According to the available data the commercial fishermen landed 62.9 million pounds of fish and shellfish in 2007, an 8.5 percent drop from 2006. The data showed the total dockside value of the 2007 harvest was estimated at $82.3 million, which was $12.2 million more than in 2006. Louis Daniel, director of the N.C. Division of Marine Fisheries, informed the figures indicate that higher fuel prices are forcing fishermen to target the high-dollar catches.
He added that in some cases the drop may be closely related to coastwide quotas and other regulations. According to him the bluefish, summer flounder, snowy grouper, river herring, sharks and spiny dogfish are examples of species where regulations are significant enough to affect landings. Daniel also told that the declines are also apparent in some of the higher volume, often lower valued fisheries, like croaker and spot.
According to Daniel high valued seafood, such as sea scallops, vermillion snapper, triggerfish, wahoo, red grouper and sea mullet showed significant increased landings. However, hard crabs remained the top commercial seafood harvest in North Carolina by weight and value.

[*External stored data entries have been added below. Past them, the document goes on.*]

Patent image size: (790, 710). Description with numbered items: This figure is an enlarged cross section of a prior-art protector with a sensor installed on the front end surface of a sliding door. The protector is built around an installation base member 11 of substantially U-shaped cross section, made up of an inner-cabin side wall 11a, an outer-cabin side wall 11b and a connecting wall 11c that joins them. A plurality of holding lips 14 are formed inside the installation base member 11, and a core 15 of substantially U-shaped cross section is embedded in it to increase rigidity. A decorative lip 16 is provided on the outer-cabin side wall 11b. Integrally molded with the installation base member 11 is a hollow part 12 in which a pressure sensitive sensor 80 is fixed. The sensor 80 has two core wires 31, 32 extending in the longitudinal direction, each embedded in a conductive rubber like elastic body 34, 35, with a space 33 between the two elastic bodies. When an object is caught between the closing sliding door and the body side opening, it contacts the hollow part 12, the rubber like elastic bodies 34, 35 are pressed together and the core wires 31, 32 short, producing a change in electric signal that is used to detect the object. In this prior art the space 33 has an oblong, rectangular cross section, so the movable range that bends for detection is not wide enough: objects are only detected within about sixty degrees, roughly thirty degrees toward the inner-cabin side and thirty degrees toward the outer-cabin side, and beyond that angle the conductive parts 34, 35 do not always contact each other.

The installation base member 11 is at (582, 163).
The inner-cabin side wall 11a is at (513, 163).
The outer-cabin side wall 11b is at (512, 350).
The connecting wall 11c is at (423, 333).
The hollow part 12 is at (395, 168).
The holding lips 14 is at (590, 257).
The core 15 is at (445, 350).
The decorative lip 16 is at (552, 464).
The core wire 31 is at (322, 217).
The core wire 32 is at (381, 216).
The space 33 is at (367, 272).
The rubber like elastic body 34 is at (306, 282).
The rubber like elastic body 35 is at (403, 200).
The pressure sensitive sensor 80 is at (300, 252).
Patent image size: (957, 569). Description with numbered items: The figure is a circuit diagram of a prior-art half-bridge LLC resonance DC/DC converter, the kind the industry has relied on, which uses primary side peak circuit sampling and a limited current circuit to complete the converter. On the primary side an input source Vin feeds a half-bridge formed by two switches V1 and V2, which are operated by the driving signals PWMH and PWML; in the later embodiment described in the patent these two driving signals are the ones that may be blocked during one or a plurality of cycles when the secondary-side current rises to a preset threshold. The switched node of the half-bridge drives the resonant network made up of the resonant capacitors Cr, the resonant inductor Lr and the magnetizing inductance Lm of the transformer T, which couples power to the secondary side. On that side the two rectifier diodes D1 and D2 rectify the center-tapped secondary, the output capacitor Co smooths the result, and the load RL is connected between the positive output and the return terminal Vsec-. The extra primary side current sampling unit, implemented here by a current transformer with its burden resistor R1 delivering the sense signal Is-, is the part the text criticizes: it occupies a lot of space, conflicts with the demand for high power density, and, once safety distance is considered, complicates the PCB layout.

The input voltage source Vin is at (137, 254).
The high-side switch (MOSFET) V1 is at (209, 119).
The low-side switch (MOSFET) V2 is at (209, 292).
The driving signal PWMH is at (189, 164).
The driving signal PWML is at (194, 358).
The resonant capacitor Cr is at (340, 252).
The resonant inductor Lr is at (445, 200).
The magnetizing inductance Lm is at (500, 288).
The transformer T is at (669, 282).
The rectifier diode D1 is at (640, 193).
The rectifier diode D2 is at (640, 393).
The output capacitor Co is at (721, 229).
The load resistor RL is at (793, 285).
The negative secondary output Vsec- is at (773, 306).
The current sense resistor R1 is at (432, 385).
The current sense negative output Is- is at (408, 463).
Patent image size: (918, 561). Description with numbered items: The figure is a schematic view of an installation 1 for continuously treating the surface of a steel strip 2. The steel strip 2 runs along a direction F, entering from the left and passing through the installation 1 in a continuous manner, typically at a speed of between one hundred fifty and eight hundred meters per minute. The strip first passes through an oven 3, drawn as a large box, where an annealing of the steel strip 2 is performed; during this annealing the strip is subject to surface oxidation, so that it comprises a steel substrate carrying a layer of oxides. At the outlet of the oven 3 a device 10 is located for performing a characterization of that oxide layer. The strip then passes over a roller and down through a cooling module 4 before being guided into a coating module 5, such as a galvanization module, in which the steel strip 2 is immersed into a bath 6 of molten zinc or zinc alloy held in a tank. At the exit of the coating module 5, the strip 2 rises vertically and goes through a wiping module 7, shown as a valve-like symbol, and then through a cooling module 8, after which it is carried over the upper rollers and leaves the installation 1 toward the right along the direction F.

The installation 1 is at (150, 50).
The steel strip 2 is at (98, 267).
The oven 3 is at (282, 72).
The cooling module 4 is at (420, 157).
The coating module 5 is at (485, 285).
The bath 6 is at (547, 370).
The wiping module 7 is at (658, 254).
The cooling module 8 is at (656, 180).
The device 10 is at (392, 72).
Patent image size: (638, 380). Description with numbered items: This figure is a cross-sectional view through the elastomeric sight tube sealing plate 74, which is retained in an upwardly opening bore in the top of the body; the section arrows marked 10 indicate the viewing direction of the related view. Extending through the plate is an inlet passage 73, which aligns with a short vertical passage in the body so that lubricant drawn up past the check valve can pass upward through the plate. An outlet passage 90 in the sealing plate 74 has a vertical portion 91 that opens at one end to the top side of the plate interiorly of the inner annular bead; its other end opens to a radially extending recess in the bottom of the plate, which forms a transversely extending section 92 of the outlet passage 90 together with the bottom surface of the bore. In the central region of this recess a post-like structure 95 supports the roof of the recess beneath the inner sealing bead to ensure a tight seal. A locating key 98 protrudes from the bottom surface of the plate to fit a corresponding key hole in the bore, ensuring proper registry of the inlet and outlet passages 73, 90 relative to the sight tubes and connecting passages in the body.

Fishermen landed 20.5 million pounds of crabs in 2007 worth $18.1 million. But even the crabs landing also 16 percent below 2006 levels and 35 percent lower than the previous five-year average.
Shrimp harvest was reported 9.5 million pounds, up 66 percent from 2006 and 64 percent from the previous five-year average. Total recreational landings by pounds decreased by 7.3 percent from 2006 to 23,052,903 pounds. However, the number of fish caught and kept increased from 12 million in 2006 to 14.7 million in 2007.